You’ve had some time to think about it and you’re not quite sure what it is that makes you so messy, but you know it’s sometimes due to your bad eating schedule. Not being the type to always have a bag of almonds handy, you tend to wait until you’re debilitatingly famished to find some food, at which point you have lost all manners and eat like a caveman. But regardless of what it is this time that’s provoking you to turn your white t-shirt into a marinara-splattered one, looking cute while on a dinner date will still never be in the cards. Blame it on bad luck, but these nights usually end at the exact moment you and your date lock eyes, just as you started pulling a gross string of fat from your mouth off that last bite of chicken.

5. It’s somehow become an indelible part of your character.

As someone who’s been told quite a lot that you shouldn’t “own nice things,” you know that, at this point, it matters very little whether or not you’re even still messy. You were an uncivilized kid, the label has stuck, and your friends and family continue to perpetuate it. It’s a label you can no longer run from, and one that will haunt you forever. What matters is this: the number of stains you’ve committed outnumbers the clothes you have, and it’s been unanimously decided by your friends and family alike that you can’t be trusted to keep an item of clothing clean. It’s an ongoing joke — part of the glue that holds your friendships and family together. Hell, you’ve even made it into an ongoing joke, the lazy wrist saga. You’ve secured and solidified it in your identity and now there’s just no turning back.

6. Tripping.

It’s safe to assume that, as someone who “shouldn’t own nice things,” you’re probably not very graceful either. Tripping on curbs or cracks in sidewalks is sort of your MO – it’s the name of the game. And though it might happen to you every day, it’s still not something you’re ever going to get used to – neither the rough concrete scraping the palm of your hands as you gawkily reach them out to break your fall, nor the attempted giggle as you heat up and begin to blush because you’re actually in loads of pain.
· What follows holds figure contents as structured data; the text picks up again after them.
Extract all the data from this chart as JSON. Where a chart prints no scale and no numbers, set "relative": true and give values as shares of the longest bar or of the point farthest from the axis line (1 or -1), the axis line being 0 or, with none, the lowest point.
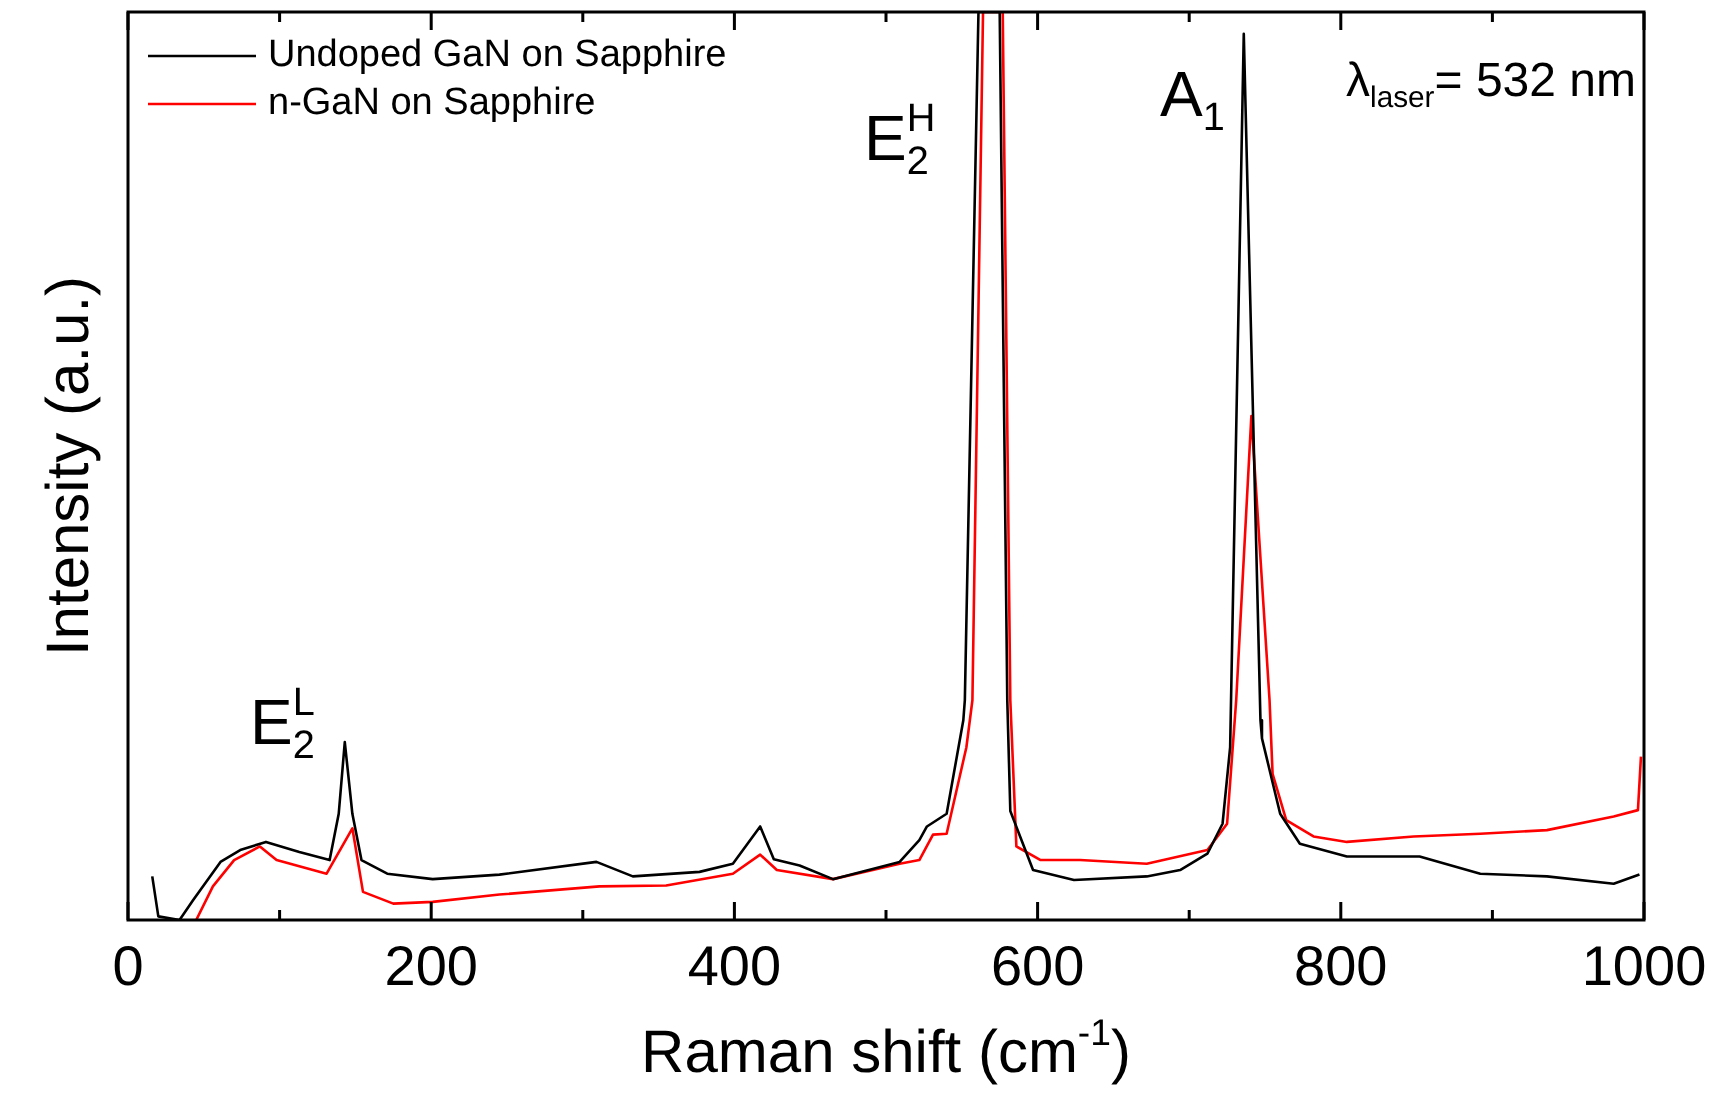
{
  "chart_data": {
    "type": "line",
    "relative": true,
    "xlabel": "Raman shift (cm$^{-1}$)",
    "ylabel": "Intensity (a.u.)",
    "xlim": [
      0,
      1000
    ],
    "xticks": [
      0,
      {
        "value": 100,
        "label": null
      },
      200,
      {
        "value": 300,
        "label": null
      },
      400,
      {
        "value": 500,
        "label": null
      },
      600,
      {
        "value": 700,
        "label": null
      },
      800,
      {
        "value": 900,
        "label": null
      },
      1000
    ],
    "grid": false,
    "legend": "top left",
    "marker": "none",
    "line_style": "solid",
    "annotations": [
      "E$_{2}$$^{L}$",
      "E$_{2}$$^{H}$",
      "A$_{1}$",
      "λ$_{laser}$= 532 nm"
    ],
    "series": [
      {
        "name": "Undoped GaN on Sapphire",
        "color": "#000000",
        "x": [
          16,
          20,
          34,
          43,
          61,
          74,
          91,
          113,
          133,
          139,
          143,
          148,
          154,
          171,
          201,
          245,
          309,
          333,
          377,
          399,
          417,
          426,
          443,
          465,
          509,
          522,
          527,
          540,
          551,
          552,
          561,
          575,
          580,
          582,
          597,
          624,
          672,
          694,
          712,
          722,
          727,
          736,
          747,
          748,
          760,
          773,
          804,
          852,
          892,
          936,
          980,
          997
        ],
        "values": [
          0.048,
          0.004,
          0,
          0.022,
          0.064,
          0.077,
          0.086,
          0.075,
          0.066,
          0.117,
          0.196,
          0.117,
          0.066,
          0.051,
          0.045,
          0.05,
          0.064,
          0.048,
          0.053,
          0.062,
          0.103,
          0.067,
          0.06,
          0.045,
          0.064,
          0.088,
          0.103,
          0.117,
          0.22,
          0.242,
          1,
          1,
          0.242,
          0.12,
          0.055,
          0.044,
          0.048,
          0.055,
          0.073,
          0.106,
          0.19,
          0.976,
          0.22,
          0.2,
          0.117,
          0.084,
          0.07,
          0.07,
          0.051,
          0.048,
          0.04,
          0.05
        ]
      },
      {
        "name": "n-GaN on Sapphire",
        "color": "#ff0000",
        "x": [
          45,
          56,
          70,
          87,
          98,
          131,
          148,
          155,
          175,
          201,
          245,
          311,
          355,
          399,
          417,
          428,
          465,
          509,
          522,
          531,
          540,
          553,
          557,
          564,
          577,
          582,
          586,
          602,
          628,
          672,
          712,
          725,
          731,
          741,
          753,
          755,
          764,
          782,
          804,
          848,
          892,
          936,
          980,
          996,
          998
        ],
        "values": [
          0,
          0.037,
          0.066,
          0.081,
          0.066,
          0.051,
          0.101,
          0.031,
          0.018,
          0.02,
          0.028,
          0.037,
          0.038,
          0.051,
          0.072,
          0.055,
          0.045,
          0.062,
          0.066,
          0.094,
          0.095,
          0.19,
          0.242,
          1,
          1,
          0.242,
          0.081,
          0.066,
          0.066,
          0.062,
          0.077,
          0.106,
          0.242,
          0.555,
          0.242,
          0.161,
          0.11,
          0.092,
          0.086,
          0.092,
          0.095,
          0.099,
          0.114,
          0.121,
          0.18
        ]
      }
    ]
  }
}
7. Dry cleaning is something you have to do more often than others.

And it’s really starting to eat away at your savings account. You challenge your local dry cleaners in ways they have never been challenged before; daring them to tackle a lace shirt that looks like it’s had a filthy tryst with a jar of peanut butter. You challenge them, yes, but you also keep their jobs exciting (and in business).

8. Your computer has taken the beating of a lifetime.

And it has BEEN. THROUGH. IT. It’s been accosted by champagne, assaulted by coconut water and raped by cookie crumbs. Frankly, it’s scared of you. Every time you approach it with your ketchup hands, it takes a deep breath, savoring it as if it were its last.